| 2004年02月03日(火) |
「まだ終わらないで」という気持ち。 |
本を読んでいて終わるのが惜しくなってくるという気持ちが最近あまりないんですよね。 せっかちだからなのか「どう終わるんだろう。早く読了したい」という気持ちが先に出てしまうのです。 雑誌や掲示板などで「この楽しさの中にまだいたい。
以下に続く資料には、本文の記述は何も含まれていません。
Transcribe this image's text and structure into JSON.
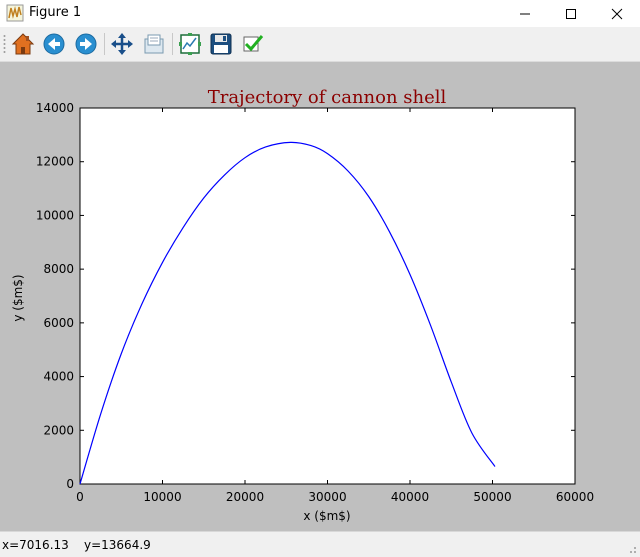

終わらないで」という意見が載っていたりすると「???」という気持ちになり、私にもそんな気持ちを持った本があっただろうか、と考えていたら、そういや昔、そういう気持ちになった事があるのを思い出しました。 それは吉本ばななの「アムリタ」だったんです。 私は以上にこの小説に嵌り、何度も何度も何度も読み、本屋さんでかけて貰ったカバーがボロボロになる位ずっとそればかり読んでいた時期がありました。 今読んでもそこまでの気持ちにはならないんだけれど、早く読み終わりたいという気持ちにはならない。まぁ、これは再読しているから終わりを知っているとそういう気持ちになりにくいんでしょうけれども。 この気持ちにならないのはそこまでの気持ちになっていないという事なんだろうな。しかもここずっとそういう気持ちになっていないみたい。本を読んでも「どう終わるんだろう。早く読了したい」とばかり思っているような気がする。 多分積ん読の本を増やしたのも原因の1つなのかもしれない。次に読まなければいけない本が沢山ある状態だと、追いかけられているみたいになって焦ってしまうのかな。それとも気持ちがそっちに行ってしまうからなのだろうか。 でも、それって本を読んでいる時に他の本を考えてしまうのはそれだけ本の内容にのめり込んでいないだけなんだよね。そんな事考える余裕がない位にあの世界にどっぷり入っていたのであれば、余計な事は考えない筈。 「色んな本を読みたい。沢山読みたい」 という気持ちが本来本は楽しんで読むものだという事を忘れさせているのかな。 近い内に久し振りに「アムリタ」を再読しよう。楽しんで本を読むという気持ちを思い出させてくれるかもしれない。